I decided that eating at restaurants frequently wasn't for me. I decided that I didn't want to get a Master's degree. I decided not to drink alcohol. I decided not to ever purposefully lie. I decided that if I was going to eat sugar, it was going to be chocolate. I decided to follow what God called me to do, not what other people called me to do.

Somewhere, in all my decisions, I decided that holidays were nothing special. In my opinion, holidays are cliched and over commercialized.  I boycott all holidays that are simply an excuse for people to drink excessively. I don't go shopping on the day after thanksgiving. I'm generous at Christmas, but don't go overboard like society wants me to. Halloween is just pointless.

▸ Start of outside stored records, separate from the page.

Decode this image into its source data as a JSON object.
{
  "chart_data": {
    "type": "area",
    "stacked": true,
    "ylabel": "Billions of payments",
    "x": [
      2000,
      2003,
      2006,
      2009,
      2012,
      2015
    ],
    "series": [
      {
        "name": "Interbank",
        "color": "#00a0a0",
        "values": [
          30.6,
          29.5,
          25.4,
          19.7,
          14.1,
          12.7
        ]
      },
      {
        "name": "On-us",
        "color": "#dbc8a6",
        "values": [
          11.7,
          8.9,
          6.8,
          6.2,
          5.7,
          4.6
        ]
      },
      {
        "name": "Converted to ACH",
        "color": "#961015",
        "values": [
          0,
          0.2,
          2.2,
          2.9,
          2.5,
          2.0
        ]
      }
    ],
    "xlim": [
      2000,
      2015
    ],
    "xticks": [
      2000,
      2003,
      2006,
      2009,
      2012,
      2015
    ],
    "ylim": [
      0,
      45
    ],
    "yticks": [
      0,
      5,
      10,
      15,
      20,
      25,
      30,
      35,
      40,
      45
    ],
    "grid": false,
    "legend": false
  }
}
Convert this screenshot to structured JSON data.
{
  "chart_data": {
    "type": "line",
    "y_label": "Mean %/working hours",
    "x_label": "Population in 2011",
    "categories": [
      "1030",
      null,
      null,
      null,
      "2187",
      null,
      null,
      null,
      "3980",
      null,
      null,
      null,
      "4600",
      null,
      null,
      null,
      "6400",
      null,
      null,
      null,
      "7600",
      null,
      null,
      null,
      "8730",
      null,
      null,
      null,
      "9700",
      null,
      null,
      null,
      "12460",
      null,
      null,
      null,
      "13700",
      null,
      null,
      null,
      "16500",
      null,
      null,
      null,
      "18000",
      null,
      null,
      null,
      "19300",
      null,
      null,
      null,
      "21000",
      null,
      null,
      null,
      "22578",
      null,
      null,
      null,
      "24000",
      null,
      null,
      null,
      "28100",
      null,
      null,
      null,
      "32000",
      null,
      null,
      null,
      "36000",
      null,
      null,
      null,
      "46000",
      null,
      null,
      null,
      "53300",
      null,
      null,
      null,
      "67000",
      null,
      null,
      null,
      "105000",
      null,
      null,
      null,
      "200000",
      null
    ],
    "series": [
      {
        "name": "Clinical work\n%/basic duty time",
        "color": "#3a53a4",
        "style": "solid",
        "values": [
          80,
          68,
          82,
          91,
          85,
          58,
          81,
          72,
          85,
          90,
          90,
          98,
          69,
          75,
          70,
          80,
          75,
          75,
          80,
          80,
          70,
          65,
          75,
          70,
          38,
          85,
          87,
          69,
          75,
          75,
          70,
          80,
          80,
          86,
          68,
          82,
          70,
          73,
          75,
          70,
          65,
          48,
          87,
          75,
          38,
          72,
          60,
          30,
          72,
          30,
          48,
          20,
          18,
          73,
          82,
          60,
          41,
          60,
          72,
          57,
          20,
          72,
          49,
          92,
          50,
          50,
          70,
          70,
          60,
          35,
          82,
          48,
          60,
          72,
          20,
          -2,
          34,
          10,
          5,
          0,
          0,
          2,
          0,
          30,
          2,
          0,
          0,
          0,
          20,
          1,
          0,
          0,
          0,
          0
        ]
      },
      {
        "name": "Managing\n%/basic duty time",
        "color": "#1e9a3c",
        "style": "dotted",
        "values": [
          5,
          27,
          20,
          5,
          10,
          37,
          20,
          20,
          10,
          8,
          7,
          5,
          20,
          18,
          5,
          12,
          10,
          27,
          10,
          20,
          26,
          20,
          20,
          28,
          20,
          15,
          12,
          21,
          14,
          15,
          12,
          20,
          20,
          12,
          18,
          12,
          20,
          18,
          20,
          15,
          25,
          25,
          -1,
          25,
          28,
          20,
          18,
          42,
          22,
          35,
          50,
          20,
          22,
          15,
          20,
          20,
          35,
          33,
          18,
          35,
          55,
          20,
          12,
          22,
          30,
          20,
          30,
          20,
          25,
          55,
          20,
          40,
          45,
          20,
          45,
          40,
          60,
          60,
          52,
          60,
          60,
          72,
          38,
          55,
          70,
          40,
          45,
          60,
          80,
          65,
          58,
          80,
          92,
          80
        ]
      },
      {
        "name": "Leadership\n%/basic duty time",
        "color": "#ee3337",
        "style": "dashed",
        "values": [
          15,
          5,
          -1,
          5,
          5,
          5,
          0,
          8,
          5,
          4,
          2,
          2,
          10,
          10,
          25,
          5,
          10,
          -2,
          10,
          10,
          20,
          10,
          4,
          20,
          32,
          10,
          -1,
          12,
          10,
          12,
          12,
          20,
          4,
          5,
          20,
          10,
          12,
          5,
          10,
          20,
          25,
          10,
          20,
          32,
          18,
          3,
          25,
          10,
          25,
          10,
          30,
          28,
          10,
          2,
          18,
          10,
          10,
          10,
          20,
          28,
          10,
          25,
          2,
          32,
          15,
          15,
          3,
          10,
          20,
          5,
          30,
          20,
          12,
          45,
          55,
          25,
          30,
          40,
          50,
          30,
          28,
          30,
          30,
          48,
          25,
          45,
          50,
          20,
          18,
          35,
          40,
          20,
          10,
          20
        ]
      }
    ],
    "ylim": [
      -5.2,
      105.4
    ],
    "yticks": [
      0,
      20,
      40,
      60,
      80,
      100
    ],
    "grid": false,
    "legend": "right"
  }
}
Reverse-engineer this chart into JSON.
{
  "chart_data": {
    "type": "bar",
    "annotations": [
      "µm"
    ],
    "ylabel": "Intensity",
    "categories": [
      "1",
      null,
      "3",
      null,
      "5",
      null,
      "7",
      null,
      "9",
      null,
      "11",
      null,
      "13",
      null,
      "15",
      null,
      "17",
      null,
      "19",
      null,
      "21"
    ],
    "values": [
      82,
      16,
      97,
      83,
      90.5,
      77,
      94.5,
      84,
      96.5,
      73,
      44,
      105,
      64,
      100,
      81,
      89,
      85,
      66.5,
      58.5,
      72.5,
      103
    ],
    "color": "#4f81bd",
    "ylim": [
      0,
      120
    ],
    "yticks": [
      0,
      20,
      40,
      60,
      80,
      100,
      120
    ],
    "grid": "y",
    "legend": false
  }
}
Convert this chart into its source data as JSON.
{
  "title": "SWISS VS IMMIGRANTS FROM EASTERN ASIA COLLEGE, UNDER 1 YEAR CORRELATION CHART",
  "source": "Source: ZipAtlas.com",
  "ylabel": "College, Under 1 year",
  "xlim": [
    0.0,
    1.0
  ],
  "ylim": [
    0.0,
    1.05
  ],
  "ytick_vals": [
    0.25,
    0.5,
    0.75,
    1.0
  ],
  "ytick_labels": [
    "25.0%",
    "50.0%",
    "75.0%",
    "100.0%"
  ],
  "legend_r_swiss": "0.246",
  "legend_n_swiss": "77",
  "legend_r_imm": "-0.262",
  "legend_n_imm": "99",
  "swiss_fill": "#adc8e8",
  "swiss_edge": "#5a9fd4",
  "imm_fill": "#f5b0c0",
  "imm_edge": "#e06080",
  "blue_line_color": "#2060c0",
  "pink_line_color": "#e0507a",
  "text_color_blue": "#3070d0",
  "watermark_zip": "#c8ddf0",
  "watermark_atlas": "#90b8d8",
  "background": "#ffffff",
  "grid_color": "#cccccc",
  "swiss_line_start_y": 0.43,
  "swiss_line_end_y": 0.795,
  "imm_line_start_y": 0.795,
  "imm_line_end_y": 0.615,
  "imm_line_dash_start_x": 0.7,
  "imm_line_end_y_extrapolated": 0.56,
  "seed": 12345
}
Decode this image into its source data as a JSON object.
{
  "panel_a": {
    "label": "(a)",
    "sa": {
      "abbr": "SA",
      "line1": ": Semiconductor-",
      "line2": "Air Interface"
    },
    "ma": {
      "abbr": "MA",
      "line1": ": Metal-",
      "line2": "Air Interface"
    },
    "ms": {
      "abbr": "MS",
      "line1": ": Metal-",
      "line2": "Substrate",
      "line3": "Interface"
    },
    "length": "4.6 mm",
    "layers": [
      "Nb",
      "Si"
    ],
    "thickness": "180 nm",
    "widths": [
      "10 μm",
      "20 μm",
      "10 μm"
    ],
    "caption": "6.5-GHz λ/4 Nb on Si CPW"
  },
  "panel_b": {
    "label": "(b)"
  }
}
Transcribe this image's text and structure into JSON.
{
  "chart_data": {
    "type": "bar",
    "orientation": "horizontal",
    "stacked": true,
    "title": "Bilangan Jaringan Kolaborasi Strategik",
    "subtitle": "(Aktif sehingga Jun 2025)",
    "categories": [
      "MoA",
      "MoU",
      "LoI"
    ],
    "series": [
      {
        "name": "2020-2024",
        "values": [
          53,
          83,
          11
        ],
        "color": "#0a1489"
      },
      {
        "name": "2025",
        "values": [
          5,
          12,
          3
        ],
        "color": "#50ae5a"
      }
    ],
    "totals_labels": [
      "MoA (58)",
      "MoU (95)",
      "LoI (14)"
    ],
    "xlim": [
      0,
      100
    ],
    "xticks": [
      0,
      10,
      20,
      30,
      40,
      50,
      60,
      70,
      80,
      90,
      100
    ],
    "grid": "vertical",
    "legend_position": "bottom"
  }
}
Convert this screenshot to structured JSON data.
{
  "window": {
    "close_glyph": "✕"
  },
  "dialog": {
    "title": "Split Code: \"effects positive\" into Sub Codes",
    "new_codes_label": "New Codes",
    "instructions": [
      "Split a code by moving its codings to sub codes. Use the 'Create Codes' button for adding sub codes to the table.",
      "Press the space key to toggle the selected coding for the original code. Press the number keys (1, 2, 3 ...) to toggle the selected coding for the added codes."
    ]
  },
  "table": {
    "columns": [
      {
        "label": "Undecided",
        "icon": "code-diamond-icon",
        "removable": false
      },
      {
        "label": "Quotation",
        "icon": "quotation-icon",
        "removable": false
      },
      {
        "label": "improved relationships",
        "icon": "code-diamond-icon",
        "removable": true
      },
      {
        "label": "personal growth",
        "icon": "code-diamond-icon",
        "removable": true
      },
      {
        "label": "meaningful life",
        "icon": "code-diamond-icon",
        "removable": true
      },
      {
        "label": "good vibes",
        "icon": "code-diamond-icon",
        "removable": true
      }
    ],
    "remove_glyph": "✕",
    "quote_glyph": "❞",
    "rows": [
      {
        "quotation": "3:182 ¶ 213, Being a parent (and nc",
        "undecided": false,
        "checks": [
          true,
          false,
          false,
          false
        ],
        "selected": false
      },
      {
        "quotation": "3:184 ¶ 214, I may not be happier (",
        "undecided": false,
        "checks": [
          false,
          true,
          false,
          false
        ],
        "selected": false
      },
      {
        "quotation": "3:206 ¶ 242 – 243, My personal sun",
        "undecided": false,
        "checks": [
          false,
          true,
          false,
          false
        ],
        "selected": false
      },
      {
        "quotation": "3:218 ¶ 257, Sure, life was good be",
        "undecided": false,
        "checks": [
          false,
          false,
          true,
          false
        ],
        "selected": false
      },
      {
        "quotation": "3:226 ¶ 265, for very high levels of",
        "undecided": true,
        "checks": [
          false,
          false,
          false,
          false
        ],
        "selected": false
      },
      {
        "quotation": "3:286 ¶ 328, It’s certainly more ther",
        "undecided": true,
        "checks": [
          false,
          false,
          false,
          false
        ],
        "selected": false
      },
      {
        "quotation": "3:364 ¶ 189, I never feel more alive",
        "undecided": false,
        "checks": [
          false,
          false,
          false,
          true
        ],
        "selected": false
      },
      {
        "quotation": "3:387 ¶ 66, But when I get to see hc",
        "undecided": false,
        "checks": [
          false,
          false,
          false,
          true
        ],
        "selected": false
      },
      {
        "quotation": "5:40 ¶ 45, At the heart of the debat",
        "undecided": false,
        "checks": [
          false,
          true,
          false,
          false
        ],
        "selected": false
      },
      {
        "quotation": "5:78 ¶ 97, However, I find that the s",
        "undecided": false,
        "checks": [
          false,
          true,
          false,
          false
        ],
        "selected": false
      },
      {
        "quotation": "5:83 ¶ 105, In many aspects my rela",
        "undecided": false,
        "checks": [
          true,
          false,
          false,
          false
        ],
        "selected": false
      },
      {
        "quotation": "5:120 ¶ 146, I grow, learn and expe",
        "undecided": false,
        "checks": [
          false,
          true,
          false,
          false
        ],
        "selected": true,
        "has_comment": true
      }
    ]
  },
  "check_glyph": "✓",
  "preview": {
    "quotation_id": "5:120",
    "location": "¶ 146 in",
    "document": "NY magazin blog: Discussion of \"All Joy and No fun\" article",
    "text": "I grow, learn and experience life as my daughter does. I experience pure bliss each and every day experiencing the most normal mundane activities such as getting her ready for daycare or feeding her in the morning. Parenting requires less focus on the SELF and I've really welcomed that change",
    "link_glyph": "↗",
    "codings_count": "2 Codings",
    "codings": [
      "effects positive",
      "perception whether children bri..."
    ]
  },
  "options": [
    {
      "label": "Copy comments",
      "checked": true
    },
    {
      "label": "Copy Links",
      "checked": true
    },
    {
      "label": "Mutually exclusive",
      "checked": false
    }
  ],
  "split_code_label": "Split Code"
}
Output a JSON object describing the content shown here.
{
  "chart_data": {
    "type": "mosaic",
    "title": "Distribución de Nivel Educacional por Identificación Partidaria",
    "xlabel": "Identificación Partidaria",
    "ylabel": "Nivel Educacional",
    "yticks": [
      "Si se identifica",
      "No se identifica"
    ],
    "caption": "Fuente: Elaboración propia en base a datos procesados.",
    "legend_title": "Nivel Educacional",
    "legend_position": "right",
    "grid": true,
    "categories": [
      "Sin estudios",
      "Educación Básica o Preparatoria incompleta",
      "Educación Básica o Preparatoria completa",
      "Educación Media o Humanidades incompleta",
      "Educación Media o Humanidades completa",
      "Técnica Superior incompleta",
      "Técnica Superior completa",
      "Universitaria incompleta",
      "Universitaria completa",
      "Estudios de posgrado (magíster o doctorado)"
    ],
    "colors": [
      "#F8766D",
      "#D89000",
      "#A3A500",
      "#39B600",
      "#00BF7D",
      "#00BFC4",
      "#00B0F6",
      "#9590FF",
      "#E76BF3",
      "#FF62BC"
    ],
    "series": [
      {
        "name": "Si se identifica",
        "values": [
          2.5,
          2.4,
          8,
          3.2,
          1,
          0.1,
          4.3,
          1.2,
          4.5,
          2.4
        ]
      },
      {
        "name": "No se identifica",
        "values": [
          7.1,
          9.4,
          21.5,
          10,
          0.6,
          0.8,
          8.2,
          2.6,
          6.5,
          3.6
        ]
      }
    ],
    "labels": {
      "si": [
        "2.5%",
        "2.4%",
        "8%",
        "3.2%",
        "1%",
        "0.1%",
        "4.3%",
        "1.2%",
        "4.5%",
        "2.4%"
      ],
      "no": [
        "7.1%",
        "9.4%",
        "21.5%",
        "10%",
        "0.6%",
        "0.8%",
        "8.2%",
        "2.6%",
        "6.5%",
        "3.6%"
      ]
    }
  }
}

I definitely don't do Valentine's Day. 

As far as I'm concerned, if you love someone, you should let them know that all year long, not just on some random day in February. Also, if I'm showing someone how much I care about them, the ideal way to do it doesn't seem like waiting 3 hours for a table at a restaurant, and then . . . I don't know . . . whatever people would do after that. Go see a movie? Eat dessert? Have sex? 

Or, if you're so into this Valentine's Day thing, why not just make your own? Pick some random day in some other month, and then you go do all those things without the lines, and, if you live in Rochester, possibly even without having to scrape ice off your car in between every stop. 

So, in my opinion, the only real benefit of Valentine's Day is that I end up with chocolate, and that is rarely a bad thing. Other than that, besides the people who have a financial interest in Hallmark, who actually cares?